Why This Sequel Matters Beyond the Laughs
The Long Shadow of the Original
Spaceballs (1987) was not an immediate smash hit. It performed modestly at the box office against the towering franchises it was parodying, yet it became a cult cornerstone of comedy cinema — a film whose jokes about merchandising, sequel culture, and Hollywood excess have only grown more resonant with time. George Lucas famously blessed the project and provided the services of Industrial Light and Magic for its visual effects, with one condition: no actual Spaceballs merchandise. That prohibition became part of the film's own mythology.

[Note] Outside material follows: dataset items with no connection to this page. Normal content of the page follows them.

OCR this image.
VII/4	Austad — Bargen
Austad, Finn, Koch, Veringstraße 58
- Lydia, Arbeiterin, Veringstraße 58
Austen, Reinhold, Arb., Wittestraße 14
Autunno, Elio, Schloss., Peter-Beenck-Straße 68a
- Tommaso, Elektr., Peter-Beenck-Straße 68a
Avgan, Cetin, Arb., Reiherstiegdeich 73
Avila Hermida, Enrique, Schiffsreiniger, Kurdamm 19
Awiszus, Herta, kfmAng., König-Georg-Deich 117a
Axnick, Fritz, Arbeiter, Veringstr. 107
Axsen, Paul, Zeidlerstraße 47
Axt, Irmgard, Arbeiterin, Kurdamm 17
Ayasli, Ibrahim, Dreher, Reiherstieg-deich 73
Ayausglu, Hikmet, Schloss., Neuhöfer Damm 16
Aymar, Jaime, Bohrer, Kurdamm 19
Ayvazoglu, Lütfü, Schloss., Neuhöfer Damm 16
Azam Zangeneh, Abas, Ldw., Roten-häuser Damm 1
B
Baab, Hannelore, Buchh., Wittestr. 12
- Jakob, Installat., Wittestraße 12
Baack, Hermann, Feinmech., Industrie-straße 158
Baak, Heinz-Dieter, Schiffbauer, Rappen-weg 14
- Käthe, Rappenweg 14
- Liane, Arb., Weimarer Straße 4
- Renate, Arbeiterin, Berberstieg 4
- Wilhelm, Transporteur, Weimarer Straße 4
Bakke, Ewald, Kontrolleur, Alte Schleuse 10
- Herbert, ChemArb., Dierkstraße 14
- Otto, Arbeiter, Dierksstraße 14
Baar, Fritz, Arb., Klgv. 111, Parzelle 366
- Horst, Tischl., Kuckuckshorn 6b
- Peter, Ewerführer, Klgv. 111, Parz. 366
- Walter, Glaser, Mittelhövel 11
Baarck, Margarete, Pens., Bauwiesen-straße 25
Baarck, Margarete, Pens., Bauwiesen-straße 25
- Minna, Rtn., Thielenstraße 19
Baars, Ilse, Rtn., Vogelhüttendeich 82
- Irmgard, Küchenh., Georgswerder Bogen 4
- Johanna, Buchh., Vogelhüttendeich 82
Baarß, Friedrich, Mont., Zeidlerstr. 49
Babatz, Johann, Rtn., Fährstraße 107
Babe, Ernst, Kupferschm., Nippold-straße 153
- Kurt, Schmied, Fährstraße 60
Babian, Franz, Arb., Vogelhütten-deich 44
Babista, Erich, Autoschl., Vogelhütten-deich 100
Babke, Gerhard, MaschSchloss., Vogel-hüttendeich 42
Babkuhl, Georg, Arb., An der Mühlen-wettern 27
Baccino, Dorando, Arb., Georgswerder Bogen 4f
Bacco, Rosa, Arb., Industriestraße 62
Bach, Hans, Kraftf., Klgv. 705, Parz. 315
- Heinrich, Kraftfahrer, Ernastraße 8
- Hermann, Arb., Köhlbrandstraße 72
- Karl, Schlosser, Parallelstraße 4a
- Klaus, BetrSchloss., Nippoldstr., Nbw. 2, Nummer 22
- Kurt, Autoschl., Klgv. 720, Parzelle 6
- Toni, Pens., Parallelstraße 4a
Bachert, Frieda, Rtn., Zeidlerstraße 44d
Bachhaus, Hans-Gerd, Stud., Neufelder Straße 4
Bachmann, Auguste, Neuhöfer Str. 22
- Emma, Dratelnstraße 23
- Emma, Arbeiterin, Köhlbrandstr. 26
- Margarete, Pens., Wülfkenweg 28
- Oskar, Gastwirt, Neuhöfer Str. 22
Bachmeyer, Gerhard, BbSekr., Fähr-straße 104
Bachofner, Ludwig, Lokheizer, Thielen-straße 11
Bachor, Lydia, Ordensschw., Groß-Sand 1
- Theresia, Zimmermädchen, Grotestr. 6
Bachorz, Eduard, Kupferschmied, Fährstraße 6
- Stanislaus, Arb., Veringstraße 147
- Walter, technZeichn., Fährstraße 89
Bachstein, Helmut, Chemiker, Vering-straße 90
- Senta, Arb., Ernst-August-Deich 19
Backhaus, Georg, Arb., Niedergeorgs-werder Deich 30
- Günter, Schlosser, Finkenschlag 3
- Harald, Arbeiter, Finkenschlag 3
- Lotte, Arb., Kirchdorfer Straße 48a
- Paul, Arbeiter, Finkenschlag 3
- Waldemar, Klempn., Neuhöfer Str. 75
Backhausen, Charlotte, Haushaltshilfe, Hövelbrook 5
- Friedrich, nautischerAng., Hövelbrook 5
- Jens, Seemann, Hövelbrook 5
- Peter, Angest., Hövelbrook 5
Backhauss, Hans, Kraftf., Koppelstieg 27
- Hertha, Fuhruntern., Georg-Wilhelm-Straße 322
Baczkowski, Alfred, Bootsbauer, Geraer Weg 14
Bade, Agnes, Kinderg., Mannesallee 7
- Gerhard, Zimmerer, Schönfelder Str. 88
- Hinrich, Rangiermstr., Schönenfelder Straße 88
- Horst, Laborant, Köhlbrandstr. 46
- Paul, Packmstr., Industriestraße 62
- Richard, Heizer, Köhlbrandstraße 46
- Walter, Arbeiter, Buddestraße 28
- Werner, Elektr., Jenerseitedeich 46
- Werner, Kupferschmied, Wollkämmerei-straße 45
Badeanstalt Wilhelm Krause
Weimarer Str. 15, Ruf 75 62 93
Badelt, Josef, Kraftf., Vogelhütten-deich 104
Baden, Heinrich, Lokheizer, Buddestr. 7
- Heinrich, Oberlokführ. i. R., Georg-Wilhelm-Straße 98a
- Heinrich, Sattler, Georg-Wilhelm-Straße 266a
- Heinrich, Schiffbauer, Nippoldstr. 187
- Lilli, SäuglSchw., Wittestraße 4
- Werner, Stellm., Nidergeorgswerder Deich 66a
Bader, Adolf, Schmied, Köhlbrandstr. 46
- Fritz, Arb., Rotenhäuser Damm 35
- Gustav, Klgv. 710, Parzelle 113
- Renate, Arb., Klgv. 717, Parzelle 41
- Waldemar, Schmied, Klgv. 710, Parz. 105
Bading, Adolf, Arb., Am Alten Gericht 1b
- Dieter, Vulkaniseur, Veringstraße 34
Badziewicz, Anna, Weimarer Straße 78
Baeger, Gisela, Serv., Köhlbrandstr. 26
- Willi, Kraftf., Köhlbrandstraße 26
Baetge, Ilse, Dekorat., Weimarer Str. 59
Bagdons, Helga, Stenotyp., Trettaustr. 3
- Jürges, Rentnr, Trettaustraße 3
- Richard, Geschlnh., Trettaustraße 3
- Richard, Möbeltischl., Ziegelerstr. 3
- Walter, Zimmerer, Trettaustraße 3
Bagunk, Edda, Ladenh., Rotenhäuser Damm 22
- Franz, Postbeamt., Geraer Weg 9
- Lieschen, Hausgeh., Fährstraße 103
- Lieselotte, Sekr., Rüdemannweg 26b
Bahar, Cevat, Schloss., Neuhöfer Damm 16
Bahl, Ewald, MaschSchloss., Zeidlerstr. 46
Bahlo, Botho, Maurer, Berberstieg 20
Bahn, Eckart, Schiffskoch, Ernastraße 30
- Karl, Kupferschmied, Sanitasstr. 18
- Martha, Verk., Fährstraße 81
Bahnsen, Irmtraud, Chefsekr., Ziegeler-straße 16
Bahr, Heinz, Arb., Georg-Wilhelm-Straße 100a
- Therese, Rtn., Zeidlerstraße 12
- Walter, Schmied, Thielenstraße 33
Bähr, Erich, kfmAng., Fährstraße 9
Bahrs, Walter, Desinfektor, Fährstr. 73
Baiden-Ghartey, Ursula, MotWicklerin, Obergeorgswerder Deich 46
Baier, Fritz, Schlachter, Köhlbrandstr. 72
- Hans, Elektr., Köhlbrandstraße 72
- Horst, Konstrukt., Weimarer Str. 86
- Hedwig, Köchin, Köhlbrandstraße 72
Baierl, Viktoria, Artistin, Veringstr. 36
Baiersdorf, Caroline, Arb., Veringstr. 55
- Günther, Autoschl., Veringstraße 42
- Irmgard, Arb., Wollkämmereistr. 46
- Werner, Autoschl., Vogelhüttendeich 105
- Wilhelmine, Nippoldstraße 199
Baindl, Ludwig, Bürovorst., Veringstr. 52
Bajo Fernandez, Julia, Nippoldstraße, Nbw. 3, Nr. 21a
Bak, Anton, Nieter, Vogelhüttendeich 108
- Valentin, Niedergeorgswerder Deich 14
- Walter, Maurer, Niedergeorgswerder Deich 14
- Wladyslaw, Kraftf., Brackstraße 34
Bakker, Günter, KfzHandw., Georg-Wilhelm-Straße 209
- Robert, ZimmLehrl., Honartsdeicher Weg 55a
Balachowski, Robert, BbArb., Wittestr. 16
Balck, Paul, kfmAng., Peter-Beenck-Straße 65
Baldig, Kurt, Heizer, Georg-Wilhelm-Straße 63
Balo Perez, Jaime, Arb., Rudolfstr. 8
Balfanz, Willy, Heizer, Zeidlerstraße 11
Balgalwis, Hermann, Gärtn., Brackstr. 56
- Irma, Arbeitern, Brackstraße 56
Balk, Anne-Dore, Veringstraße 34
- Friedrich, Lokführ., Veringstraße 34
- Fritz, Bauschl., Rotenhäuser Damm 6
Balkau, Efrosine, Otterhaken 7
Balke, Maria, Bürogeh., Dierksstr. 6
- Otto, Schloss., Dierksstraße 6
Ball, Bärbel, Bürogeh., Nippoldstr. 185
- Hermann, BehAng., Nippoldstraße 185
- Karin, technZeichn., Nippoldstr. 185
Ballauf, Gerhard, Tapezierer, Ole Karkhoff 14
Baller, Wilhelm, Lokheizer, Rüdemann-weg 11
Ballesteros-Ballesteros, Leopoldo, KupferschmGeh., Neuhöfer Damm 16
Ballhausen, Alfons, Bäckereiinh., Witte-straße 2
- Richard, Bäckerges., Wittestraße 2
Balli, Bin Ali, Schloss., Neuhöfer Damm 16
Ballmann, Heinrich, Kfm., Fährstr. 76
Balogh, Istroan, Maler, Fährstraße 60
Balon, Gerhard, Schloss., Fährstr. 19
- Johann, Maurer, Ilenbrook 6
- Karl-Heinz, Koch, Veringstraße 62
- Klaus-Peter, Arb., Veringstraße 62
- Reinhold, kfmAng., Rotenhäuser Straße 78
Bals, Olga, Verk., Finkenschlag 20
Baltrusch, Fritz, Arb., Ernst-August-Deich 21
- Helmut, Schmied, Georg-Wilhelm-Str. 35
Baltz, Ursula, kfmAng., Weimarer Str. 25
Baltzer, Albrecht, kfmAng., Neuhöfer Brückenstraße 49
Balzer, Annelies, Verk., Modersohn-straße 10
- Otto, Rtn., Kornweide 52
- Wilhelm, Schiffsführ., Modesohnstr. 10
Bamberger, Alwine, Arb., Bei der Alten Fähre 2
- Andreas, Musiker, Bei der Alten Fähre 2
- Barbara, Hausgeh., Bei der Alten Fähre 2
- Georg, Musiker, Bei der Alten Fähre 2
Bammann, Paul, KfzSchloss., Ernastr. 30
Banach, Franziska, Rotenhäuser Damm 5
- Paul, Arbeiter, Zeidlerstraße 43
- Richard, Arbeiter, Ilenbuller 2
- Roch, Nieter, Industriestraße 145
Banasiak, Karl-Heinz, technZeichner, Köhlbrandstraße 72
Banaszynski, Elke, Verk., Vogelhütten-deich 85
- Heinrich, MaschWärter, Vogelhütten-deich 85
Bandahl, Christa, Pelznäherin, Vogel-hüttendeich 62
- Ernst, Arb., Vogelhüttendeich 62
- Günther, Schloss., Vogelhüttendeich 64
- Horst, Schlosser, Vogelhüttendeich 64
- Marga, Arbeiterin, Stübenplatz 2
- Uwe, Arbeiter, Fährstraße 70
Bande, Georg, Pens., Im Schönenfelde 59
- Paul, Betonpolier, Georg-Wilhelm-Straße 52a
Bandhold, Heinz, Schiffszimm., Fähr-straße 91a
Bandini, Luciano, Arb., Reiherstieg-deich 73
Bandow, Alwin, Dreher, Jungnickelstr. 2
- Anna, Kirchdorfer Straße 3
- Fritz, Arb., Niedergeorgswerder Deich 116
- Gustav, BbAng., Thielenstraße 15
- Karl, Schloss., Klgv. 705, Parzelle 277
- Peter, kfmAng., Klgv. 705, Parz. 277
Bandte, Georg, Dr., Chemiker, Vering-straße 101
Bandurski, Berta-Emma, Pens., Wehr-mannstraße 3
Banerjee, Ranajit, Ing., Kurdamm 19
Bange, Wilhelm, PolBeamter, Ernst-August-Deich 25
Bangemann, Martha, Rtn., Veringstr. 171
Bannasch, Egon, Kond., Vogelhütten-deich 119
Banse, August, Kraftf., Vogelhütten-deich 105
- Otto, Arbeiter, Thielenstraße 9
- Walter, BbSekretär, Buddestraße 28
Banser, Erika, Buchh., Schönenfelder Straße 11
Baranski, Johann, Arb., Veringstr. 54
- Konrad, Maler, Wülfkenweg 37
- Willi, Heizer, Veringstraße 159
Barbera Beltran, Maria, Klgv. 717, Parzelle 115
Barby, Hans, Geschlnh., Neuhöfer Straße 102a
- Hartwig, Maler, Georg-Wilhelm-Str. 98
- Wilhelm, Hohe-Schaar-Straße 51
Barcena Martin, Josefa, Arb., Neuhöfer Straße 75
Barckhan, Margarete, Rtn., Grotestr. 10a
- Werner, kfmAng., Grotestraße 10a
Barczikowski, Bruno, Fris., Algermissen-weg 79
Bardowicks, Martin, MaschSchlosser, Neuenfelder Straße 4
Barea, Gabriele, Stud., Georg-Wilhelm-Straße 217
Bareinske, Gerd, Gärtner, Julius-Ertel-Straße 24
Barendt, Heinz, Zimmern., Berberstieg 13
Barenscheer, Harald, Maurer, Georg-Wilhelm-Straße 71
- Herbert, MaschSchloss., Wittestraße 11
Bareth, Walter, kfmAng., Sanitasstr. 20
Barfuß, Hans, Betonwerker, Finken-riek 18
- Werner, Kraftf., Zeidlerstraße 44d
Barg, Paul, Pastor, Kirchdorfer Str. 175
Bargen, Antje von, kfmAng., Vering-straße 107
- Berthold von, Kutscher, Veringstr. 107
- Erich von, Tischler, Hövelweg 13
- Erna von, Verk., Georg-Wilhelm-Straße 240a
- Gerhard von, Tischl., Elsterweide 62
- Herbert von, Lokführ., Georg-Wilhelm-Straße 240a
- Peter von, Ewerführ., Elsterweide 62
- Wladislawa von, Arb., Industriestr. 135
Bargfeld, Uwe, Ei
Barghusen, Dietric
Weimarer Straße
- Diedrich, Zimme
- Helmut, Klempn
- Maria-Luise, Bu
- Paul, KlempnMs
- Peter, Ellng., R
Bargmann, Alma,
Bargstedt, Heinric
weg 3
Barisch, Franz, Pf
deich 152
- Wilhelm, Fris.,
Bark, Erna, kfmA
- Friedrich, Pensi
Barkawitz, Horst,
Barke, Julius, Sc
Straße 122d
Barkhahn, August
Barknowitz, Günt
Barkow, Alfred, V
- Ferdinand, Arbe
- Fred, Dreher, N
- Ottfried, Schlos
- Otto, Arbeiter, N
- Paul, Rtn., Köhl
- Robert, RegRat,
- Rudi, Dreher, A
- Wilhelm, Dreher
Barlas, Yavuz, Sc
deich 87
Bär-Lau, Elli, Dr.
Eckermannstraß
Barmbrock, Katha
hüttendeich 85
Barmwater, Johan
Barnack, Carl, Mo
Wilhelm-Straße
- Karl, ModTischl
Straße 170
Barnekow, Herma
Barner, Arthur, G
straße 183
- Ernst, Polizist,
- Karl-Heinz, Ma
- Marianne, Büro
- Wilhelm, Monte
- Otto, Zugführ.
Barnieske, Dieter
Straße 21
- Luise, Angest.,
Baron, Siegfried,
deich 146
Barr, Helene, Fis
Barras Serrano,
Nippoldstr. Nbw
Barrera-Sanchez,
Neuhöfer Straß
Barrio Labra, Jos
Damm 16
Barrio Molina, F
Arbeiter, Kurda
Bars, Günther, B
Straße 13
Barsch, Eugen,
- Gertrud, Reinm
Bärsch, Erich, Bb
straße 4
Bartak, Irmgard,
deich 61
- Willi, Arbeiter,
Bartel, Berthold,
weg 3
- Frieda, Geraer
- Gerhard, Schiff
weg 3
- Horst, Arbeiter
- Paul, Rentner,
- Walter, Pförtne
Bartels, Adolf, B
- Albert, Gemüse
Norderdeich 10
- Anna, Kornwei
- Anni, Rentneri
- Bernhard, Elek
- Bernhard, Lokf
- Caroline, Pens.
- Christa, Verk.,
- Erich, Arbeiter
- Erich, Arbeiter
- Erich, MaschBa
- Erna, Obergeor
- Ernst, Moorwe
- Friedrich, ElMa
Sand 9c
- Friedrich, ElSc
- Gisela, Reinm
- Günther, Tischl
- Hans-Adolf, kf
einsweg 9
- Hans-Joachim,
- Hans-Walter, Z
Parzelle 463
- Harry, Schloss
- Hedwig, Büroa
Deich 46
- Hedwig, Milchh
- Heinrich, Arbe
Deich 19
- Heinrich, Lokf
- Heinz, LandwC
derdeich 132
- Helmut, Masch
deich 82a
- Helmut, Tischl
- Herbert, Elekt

The idea of a sequel has circulated for years, with Brooks himself joking about it publicly on multiple occasions. What changed was the industrial landscape: Amazon's acquisition of MGM gave the project both financing and distribution infrastructure, while the broader Hollywood appetite for legacy IP revivals created a commercial rationale that simply did not exist a decade ago.
Nostalgia Economy Meets Legacy Casting
The Spaceballs: The New One announcement fits squarely within a larger trend reshaping Hollywood's release calendar: the strategic deployment of beloved properties and returning cast members to generate earned media and audience goodwill ahead of theatrical releases. The film's self-referential humor about studio mergers and sequel culture — reportedly embedded directly into the narrative — suggests the filmmakers are aware of the irony and are choosing to lean into it rather than sidestep it.
Rick Moranis' return amplifies this dynamic considerably. His decades-long absence from screens transformed him into something rare in the entertainment industry: an actor whose comeback carries genuine emotional weight, not just commercial calculation. Whether Spaceballs: The New One delivers on the comedic promise of its CinemaCon debut will be determined when it opens in theaters in spring 2027 — but the conversation, at least, has already begun.